En el tratamiento de las hernias parcialmente o totalmente calcificadas se ha
obtenido solo una parcial remisión del dolor después de 8-10 tratamientos.
El resultado en las lesiones fibrocicatrizantes se podría considerar como bizarro y
escasamente clasificable, con remisiones temporales parciales y totales del dolor en
lesiones poco extensas, con desaparición total en las más extendidas.
CONCLUSIONES:
Conscientes de nuestros límites, de la experiencia todavía exigua, en base a los
resultados obtenidos, hemos considerado que el paciente al principio de ciclo de
tratamientos, además de a una preliminar valoración clínica necesite una completa
documentación neurológica con investigaciones estándar y funcionales para verificar
eventuales bloqueos, vicios de diferenciación inestabilidad espondilolisis fijas y
móviles.
La investigación T.A.C, a nuestro parecer, es indispensable para una valoración
inicial de la patología discal y cicatricial, pero sobre todo para el sucesivo control a
distancia que por ahora hemos fijado 3-6 meses de distancia.

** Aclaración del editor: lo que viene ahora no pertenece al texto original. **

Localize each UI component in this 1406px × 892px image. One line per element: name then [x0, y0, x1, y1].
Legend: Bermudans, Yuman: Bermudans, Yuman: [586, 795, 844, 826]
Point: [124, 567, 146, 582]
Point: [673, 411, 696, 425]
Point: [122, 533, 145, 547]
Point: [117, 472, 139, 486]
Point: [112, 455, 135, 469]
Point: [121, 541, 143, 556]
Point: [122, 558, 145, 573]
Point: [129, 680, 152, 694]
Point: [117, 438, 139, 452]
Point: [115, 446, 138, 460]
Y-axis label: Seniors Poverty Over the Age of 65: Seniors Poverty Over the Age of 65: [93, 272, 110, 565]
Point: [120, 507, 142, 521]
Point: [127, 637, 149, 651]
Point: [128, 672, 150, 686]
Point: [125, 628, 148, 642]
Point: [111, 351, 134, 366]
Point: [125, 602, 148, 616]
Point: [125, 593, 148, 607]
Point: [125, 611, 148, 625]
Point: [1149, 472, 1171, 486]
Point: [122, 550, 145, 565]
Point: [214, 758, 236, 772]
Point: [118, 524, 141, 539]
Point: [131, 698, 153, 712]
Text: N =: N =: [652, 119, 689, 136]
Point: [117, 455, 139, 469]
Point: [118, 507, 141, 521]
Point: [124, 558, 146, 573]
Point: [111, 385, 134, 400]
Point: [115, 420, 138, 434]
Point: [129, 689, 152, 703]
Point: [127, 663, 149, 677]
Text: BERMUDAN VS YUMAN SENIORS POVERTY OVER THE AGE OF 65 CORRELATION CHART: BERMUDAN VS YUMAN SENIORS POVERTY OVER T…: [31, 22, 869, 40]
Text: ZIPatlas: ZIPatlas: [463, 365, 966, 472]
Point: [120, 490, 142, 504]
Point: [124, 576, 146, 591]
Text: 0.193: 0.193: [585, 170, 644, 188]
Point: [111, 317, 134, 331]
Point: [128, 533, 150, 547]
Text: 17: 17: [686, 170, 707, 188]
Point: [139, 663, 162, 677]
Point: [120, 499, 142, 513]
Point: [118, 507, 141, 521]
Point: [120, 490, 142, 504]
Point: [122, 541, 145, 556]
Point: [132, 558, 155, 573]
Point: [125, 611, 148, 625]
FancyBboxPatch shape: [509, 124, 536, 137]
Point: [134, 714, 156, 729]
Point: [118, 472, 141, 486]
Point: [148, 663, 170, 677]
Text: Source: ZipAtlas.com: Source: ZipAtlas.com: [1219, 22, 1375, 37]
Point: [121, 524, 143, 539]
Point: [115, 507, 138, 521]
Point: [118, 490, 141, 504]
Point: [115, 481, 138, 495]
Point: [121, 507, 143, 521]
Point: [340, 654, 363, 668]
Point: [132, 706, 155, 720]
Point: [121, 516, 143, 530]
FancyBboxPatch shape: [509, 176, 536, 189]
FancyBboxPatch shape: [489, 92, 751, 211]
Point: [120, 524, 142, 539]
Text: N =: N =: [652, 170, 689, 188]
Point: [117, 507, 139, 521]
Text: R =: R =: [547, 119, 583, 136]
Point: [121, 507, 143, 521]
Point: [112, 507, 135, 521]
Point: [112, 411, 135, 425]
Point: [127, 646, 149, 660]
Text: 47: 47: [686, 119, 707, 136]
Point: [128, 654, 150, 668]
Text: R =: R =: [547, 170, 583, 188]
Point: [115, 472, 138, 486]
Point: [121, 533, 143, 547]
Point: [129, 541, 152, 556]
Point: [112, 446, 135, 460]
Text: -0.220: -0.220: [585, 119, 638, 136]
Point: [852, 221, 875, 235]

Esto sirve para
verificar los cambios de la herniación sea volumétrica que desintométrica, pero
también para excluir del tratamiento contraindicaciones absolutas como:
pseudomeningoceles postquirúrgicos, quistes de Barlow, angiomas, tumores...
La resonancia magnética si bien sea una metódica costosa, serviría como posterior
ayuda al ser más sensible que la T.A.C en la valoración de la hidratación discal.
Por lo que se refiere a una valoración definitiva de los resultados, al estar nuestro
estudio todavía en fase de formación y el número de pacientes tratados demasiado
reducido no nos atrevemos a extraer conclusiones definitivas y nos limitas a esperar
que los controles futuros nos haga entender si efectivamente algo ha cambiado en
el disco, y entonces nos atrevemos a aventurar alguna hipótesis.